Interatrial conduction measured during biventricular pacemaker implantation accurately predicts optimal paced atrioventricular intervals

Abstract

Background: Optimizing atrioventricular (AV) delay during biventricular (BiV) pacemaker implantation can require substantial resources. Hence, a simpler method is desirable. We hypothesized that interatrial conduction time (IACT), measured at the time of BiV device implant, could be a surrogate value for the optimal AV delay.

Objective: This study determined the relationship between paced IACT and the optimal paced AV delay (PAV), as determined by echocardiography.

Methods: Consecutive subjects (N = 25; age = 66 +/- 10 years; M/F: 17/8) undergoing BiV pacemaker implantation and in sinus rhythm were included. Cannulation of the coronary sinus (CS) was at the operator's discretion. A quadripolar electrophysiology catheter was inserted via the guiding sheath into the inferiolateral CS to measure left atrial depolarization. The IACT was calculated as the interval between right atrial stimulation artifact and earliest deflection on the coronary sinus catheter electrogram. Subsequently, during atrial pacing the PAV was determined using transmitral pulsed wave Doppler echocardiography (iterative method). The relationship between paced IACT and PAV was then determined.

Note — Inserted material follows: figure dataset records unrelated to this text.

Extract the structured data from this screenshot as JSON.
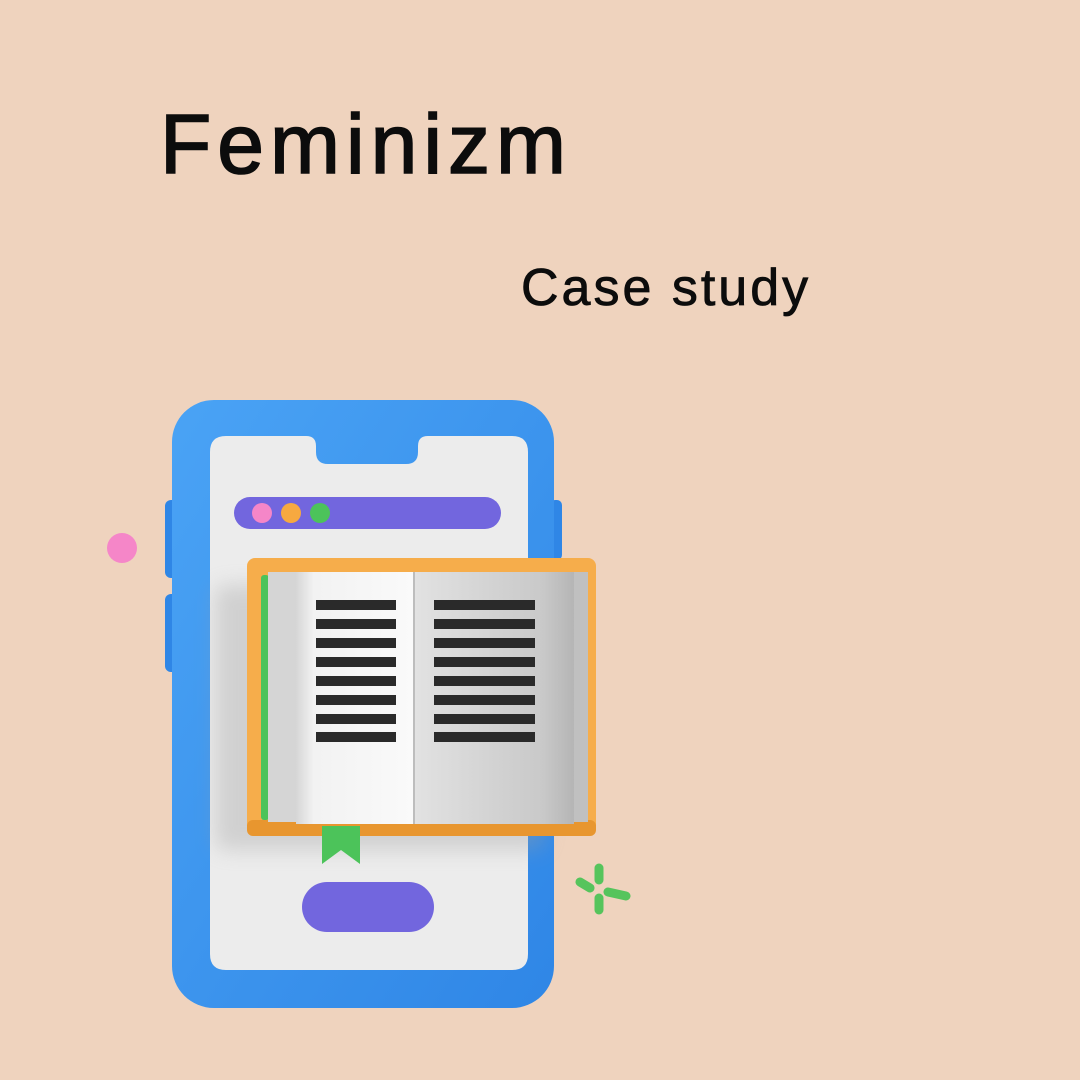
{
  "heading": {
    "title": "Feminizm",
    "subtitle": "Case study"
  },
  "illustration": {
    "device": "phone",
    "object": "open-book",
    "colors": {
      "background": "#efd3be",
      "phone_frame": "#3b95ee",
      "screen": "#ececec",
      "bar": "#7266de",
      "button": "#7266de",
      "book_cover": "#f6ad4b",
      "bookmark": "#4cc35a",
      "dot_pink": "#f586c8",
      "dot_orange": "#f7a940",
      "dot_green": "#4cc35a",
      "sparkle": "#56c45c"
    }
  }
}
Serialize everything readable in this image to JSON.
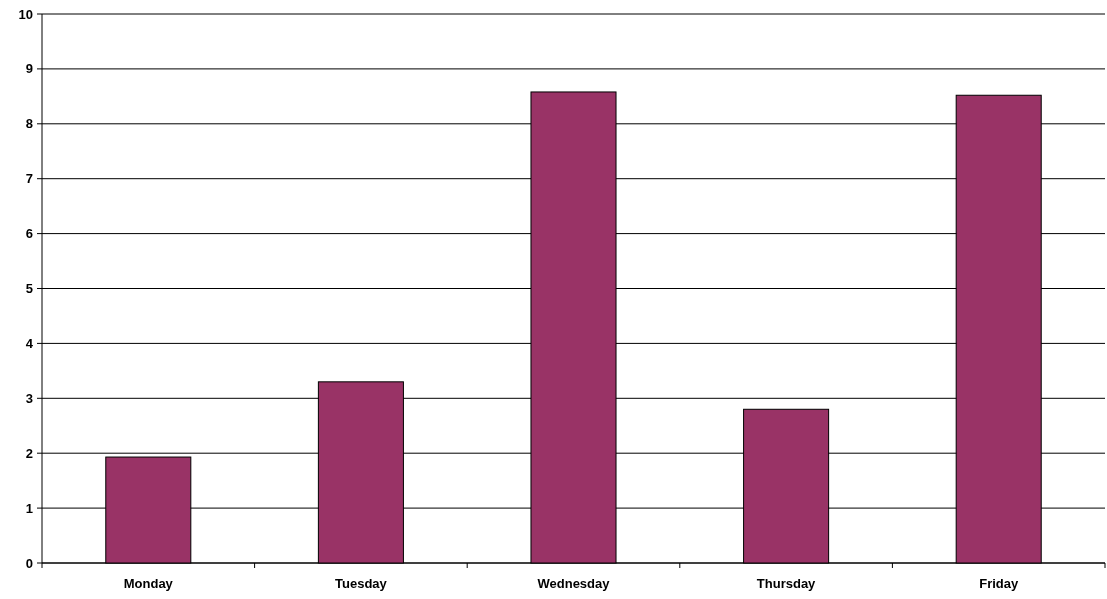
{
  "chart_data": {
    "type": "bar",
    "categories": [
      "Monday",
      "Tuesday",
      "Wednesday",
      "Thursday",
      "Friday"
    ],
    "values": [
      1.93,
      3.3,
      8.58,
      2.8,
      8.52
    ],
    "color": "#993366",
    "ylim": [
      0,
      10
    ],
    "yticks": [
      0,
      1,
      2,
      3,
      4,
      5,
      6,
      7,
      8,
      9,
      10
    ],
    "grid": "y"
  }
}
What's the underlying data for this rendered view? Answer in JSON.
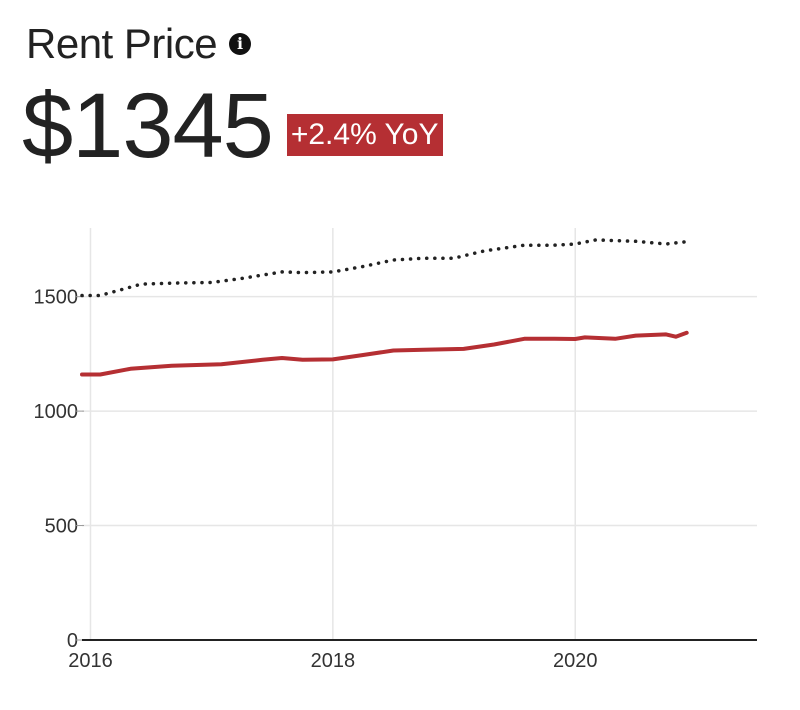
{
  "header": {
    "title": "Rent Price",
    "info_icon": "info-circle-icon",
    "price": "$1345",
    "change_badge": "+2.4% YoY"
  },
  "colors": {
    "primary": "#b52f33",
    "comparison": "#222222",
    "grid": "#e6e6e6",
    "badge": "#b52f33"
  },
  "chart_data": {
    "type": "line",
    "xlim": [
      2015.93,
      2021.5
    ],
    "ylim": [
      0,
      1800
    ],
    "x_ticks": [
      2016,
      2018,
      2020
    ],
    "y_ticks": [
      0,
      500,
      1000,
      1500
    ],
    "grid": true,
    "legend": "none",
    "series": [
      {
        "style": "solid",
        "color": "#b52f33",
        "x": [
          2015.93,
          2016.08,
          2016.33,
          2016.67,
          2017.08,
          2017.42,
          2017.58,
          2017.75,
          2018.0,
          2018.25,
          2018.5,
          2018.75,
          2019.08,
          2019.33,
          2019.58,
          2019.83,
          2020.0,
          2020.08,
          2020.33,
          2020.5,
          2020.75,
          2020.83,
          2020.92
        ],
        "y": [
          1160,
          1160,
          1185,
          1198,
          1205,
          1224,
          1232,
          1224,
          1226,
          1245,
          1265,
          1268,
          1272,
          1291,
          1316,
          1316,
          1315,
          1322,
          1316,
          1330,
          1335,
          1325,
          1342
        ]
      },
      {
        "style": "dotted",
        "color": "#222222",
        "x": [
          2015.93,
          2016.08,
          2016.42,
          2016.75,
          2017.0,
          2017.25,
          2017.58,
          2017.75,
          2018.0,
          2018.25,
          2018.5,
          2018.75,
          2019.0,
          2019.25,
          2019.58,
          2019.83,
          2020.0,
          2020.17,
          2020.5,
          2020.75,
          2020.92
        ],
        "y": [
          1505,
          1505,
          1555,
          1560,
          1562,
          1580,
          1608,
          1605,
          1608,
          1632,
          1660,
          1668,
          1668,
          1700,
          1725,
          1725,
          1730,
          1748,
          1742,
          1730,
          1740
        ]
      }
    ]
  }
}
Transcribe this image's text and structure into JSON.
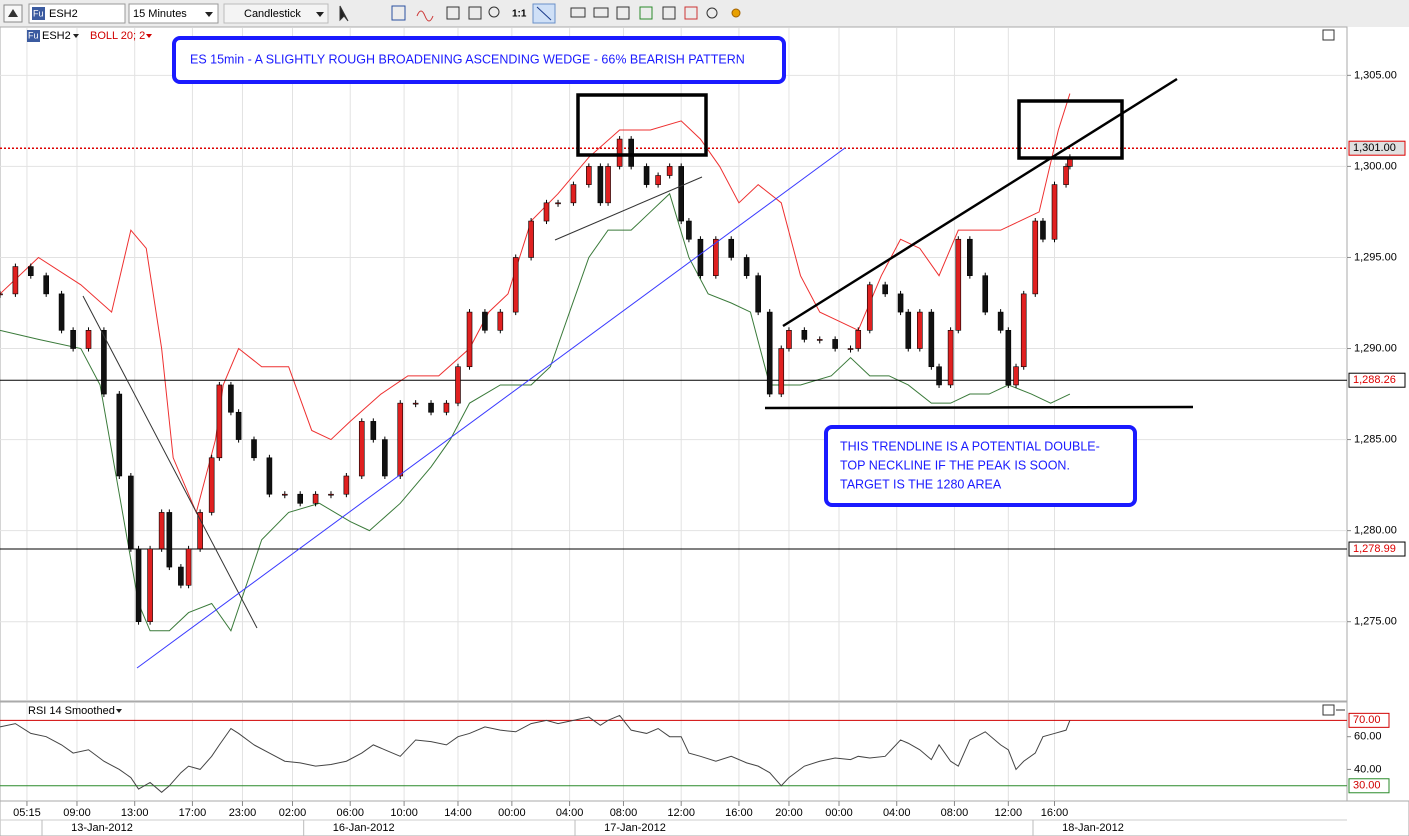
{
  "toolbar": {
    "symbol_badge": "Fu",
    "symbol": "ESH2",
    "interval": "15 Minutes",
    "style": "Candlestick",
    "zoom": "1:1"
  },
  "chart_data": [
    {
      "type": "candlestick",
      "symbol_badge": "Fu",
      "symbol": "ESH2",
      "indicator": "BOLL 20; 2",
      "annotations": [
        "ES 15min - A SLIGHTLY ROUGH BROADENING ASCENDING WEDGE - 66% BEARISH PATTERN",
        "THIS TRENDLINE IS A POTENTIAL DOUBLE-",
        "TOP NECKLINE IF THE PEAK IS SOON.",
        "TARGET IS THE 1280 AREA"
      ],
      "up_color": "#e02020",
      "down_color": "#111111",
      "x": [
        0,
        4,
        8,
        12,
        16,
        19,
        23,
        27,
        31,
        34,
        36,
        39,
        42,
        44,
        47,
        49,
        52,
        55,
        57,
        60,
        62,
        66,
        70,
        74,
        78,
        82,
        86,
        90,
        94,
        97,
        100,
        104,
        108,
        112,
        116,
        119,
        122,
        126,
        130,
        134,
        138,
        142,
        145,
        149,
        153,
        156,
        158,
        161,
        164,
        168,
        171,
        174,
        177,
        179,
        182,
        186,
        190,
        194,
        197,
        200,
        203,
        205,
        209,
        213,
        217,
        221,
        223,
        226,
        230,
        234,
        236,
        239,
        242,
        244,
        247,
        249,
        252,
        256,
        260,
        262,
        264,
        266,
        269,
        271,
        274,
        277,
        278
      ],
      "values": [
        1293,
        1294.5,
        1294,
        1293,
        1291,
        1290,
        1291,
        1287.5,
        1283,
        1279,
        1275,
        1279,
        1281,
        1278,
        1277,
        1279,
        1281,
        1284,
        1288,
        1286.5,
        1285,
        1284,
        1282,
        1282,
        1281.5,
        1282,
        1282,
        1283,
        1286,
        1285,
        1283,
        1287,
        1287,
        1286.5,
        1287,
        1289,
        1292,
        1291,
        1292,
        1295,
        1297,
        1298,
        1298,
        1299,
        1300,
        1298,
        1300,
        1301.5,
        1300,
        1299,
        1299.5,
        1300,
        1297,
        1296,
        1294,
        1296,
        1295,
        1294,
        1292,
        1287.5,
        1290,
        1291,
        1290.5,
        1290.5,
        1290,
        1290,
        1291,
        1293.5,
        1293,
        1292,
        1290,
        1292,
        1289,
        1288,
        1291,
        1296,
        1294,
        1292,
        1291,
        1288,
        1289,
        1293,
        1297,
        1296,
        1299,
        1300,
        1300.5
      ],
      "bands": [
        {
          "color": "#ee3030",
          "x": [
            0,
            10,
            21,
            29,
            34,
            38,
            42,
            45,
            51,
            56,
            58,
            62,
            68,
            75,
            81,
            86,
            91,
            99,
            106,
            114,
            122,
            127,
            132,
            138,
            145,
            153,
            161,
            169,
            177,
            182,
            187,
            192,
            197,
            203,
            208,
            213,
            218,
            223,
            229,
            234,
            239,
            244,
            249,
            255,
            260,
            265,
            270,
            275,
            278
          ],
          "values": [
            1293,
            1295,
            1293.5,
            1292,
            1296.5,
            1295.5,
            1290,
            1284,
            1281,
            1285,
            1288,
            1290,
            1289,
            1289,
            1285.5,
            1285,
            1286,
            1287.5,
            1288.5,
            1288.5,
            1290,
            1292,
            1293,
            1297,
            1298.5,
            1300.5,
            1302,
            1302,
            1302.5,
            1301.5,
            1300,
            1298,
            1299,
            1298,
            1294,
            1292,
            1291.5,
            1291,
            1294,
            1296,
            1295.5,
            1294,
            1296.5,
            1296.5,
            1296.5,
            1297,
            1297.5,
            1302,
            1304
          ]
        },
        {
          "color": "#3a7a3a",
          "x": [
            0,
            10,
            21,
            26,
            31,
            36,
            39,
            44,
            49,
            55,
            60,
            64,
            68,
            75,
            83,
            91,
            96,
            104,
            112,
            117,
            122,
            130,
            138,
            143,
            148,
            153,
            158,
            164,
            169,
            174,
            179,
            184,
            190,
            195,
            200,
            208,
            216,
            221,
            226,
            231,
            236,
            242,
            247,
            252,
            257,
            262,
            268,
            273,
            278
          ],
          "values": [
            1291,
            1290.5,
            1290,
            1288,
            1282,
            1276,
            1274.5,
            1274.5,
            1275.5,
            1276,
            1274.5,
            1277,
            1279.5,
            1281,
            1281.5,
            1280.5,
            1280,
            1281.5,
            1283.5,
            1285,
            1287,
            1288,
            1288,
            1289,
            1292,
            1295,
            1296.5,
            1296.5,
            1297.5,
            1298.5,
            1295,
            1293,
            1292.5,
            1292,
            1288,
            1288,
            1288.5,
            1289.5,
            1288.5,
            1288.5,
            1288,
            1287,
            1287,
            1287.5,
            1287.5,
            1288,
            1287.5,
            1287,
            1287.5
          ]
        }
      ],
      "xlim": [
        0,
        350
      ],
      "xticks": [
        {
          "value": 7,
          "label": "05:15"
        },
        {
          "value": 20,
          "label": "09:00"
        },
        {
          "value": 35,
          "label": "13:00"
        },
        {
          "value": 50,
          "label": "17:00"
        },
        {
          "value": 63,
          "label": "23:00"
        },
        {
          "value": 76,
          "label": "02:00"
        },
        {
          "value": 91,
          "label": "06:00"
        },
        {
          "value": 105,
          "label": "10:00"
        },
        {
          "value": 119,
          "label": "14:00"
        },
        {
          "value": 133,
          "label": "00:00"
        },
        {
          "value": 148,
          "label": "04:00"
        },
        {
          "value": 162,
          "label": "08:00"
        },
        {
          "value": 177,
          "label": "12:00"
        },
        {
          "value": 192,
          "label": "16:00"
        },
        {
          "value": 205,
          "label": "20:00"
        },
        {
          "value": 218,
          "label": "00:00"
        },
        {
          "value": 233,
          "label": "04:00"
        },
        {
          "value": 248,
          "label": "08:00"
        },
        {
          "value": 262,
          "label": "12:00"
        },
        {
          "value": 274,
          "label": "16:00"
        }
      ],
      "date_ticks": [
        {
          "value": 26.5,
          "label": "13-Jan-2012"
        },
        {
          "value": 94.5,
          "label": "16-Jan-2012"
        },
        {
          "value": 165,
          "label": "17-Jan-2012"
        },
        {
          "value": 284,
          "label": "18-Jan-2012"
        }
      ],
      "ylim": [
        1270.7,
        1307.6
      ],
      "yticks": [
        {
          "value": 1275,
          "label": "1,275.00"
        },
        {
          "value": 1280,
          "label": "1,280.00"
        },
        {
          "value": 1285,
          "label": "1,285.00"
        },
        {
          "value": 1290,
          "label": "1,290.00"
        },
        {
          "value": 1295,
          "label": "1,295.00"
        },
        {
          "value": 1300,
          "label": "1,300.00"
        },
        {
          "value": 1305,
          "label": "1,305.00"
        }
      ],
      "hlines": [
        {
          "value": 1301,
          "label": "1,301.00",
          "color": "#dd0000",
          "dashed": true,
          "label_color": "#000000",
          "label_fill": "#e0e0e0"
        },
        {
          "value": 1288.26,
          "label": "1,288.26",
          "color": "#000000",
          "dashed": false,
          "label_color": "#dd0000",
          "label_fill": "#ffffff"
        },
        {
          "value": 1278.99,
          "label": "1,278.99",
          "color": "#000000",
          "dashed": false,
          "label_color": "#dd0000",
          "label_fill": "#ffffff"
        }
      ],
      "grid": true
    },
    {
      "type": "line",
      "title": "RSI 14 Smoothed",
      "color": "#444444",
      "x": [
        0,
        4,
        8,
        12,
        16,
        19,
        23,
        27,
        31,
        34,
        36,
        39,
        42,
        44,
        47,
        49,
        52,
        55,
        57,
        60,
        62,
        66,
        70,
        74,
        78,
        82,
        86,
        90,
        94,
        97,
        100,
        104,
        108,
        112,
        116,
        119,
        122,
        126,
        130,
        134,
        138,
        142,
        145,
        149,
        153,
        156,
        158,
        161,
        164,
        168,
        171,
        174,
        177,
        179,
        182,
        186,
        190,
        194,
        197,
        200,
        203,
        205,
        209,
        213,
        217,
        221,
        223,
        226,
        230,
        234,
        236,
        239,
        242,
        244,
        247,
        249,
        252,
        256,
        260,
        262,
        264,
        266,
        269,
        271,
        274,
        277,
        278
      ],
      "values": [
        66,
        68,
        62,
        60,
        55,
        50,
        52,
        45,
        40,
        35,
        28,
        32,
        26,
        30,
        38,
        42,
        40,
        48,
        55,
        65,
        62,
        55,
        50,
        45,
        44,
        42,
        43,
        45,
        50,
        55,
        52,
        48,
        58,
        57,
        55,
        60,
        62,
        66,
        64,
        63,
        68,
        70,
        68,
        70,
        72,
        67,
        70,
        73,
        64,
        62,
        65,
        60,
        60,
        50,
        48,
        45,
        48,
        44,
        42,
        38,
        30,
        35,
        42,
        45,
        47,
        46,
        48,
        47,
        48,
        58,
        56,
        52,
        46,
        55,
        45,
        42,
        58,
        63,
        55,
        52,
        40,
        45,
        50,
        60,
        62,
        64,
        70
      ],
      "ylim": [
        21.3,
        80.6
      ],
      "yticks": [
        {
          "value": 40,
          "label": "40.00"
        },
        {
          "value": 60,
          "label": "60.00"
        }
      ],
      "levels": [
        {
          "value": 70,
          "label": "70.00",
          "color": "#d00000"
        },
        {
          "value": 30,
          "label": "30.00",
          "color": "#2a8a2a"
        }
      ]
    }
  ]
}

Results: The mean +/- SD paced IACT and PAV were 126 +/- 25 msec and 157 +/- 23 msec, respectively. There was a strong positive correlation between the paced IACT and PAV (r = 0.73, P < 0.001). The equation describing the relationship was PAV = 0.68 * (IACT + 104) msec.

Conclusions: The paced IACT has a strong correlation with the echo derived optimal PAV. This method may be used to program PAV intervals without need for echocardiography in patients undergoing BiV pacemaker implantation.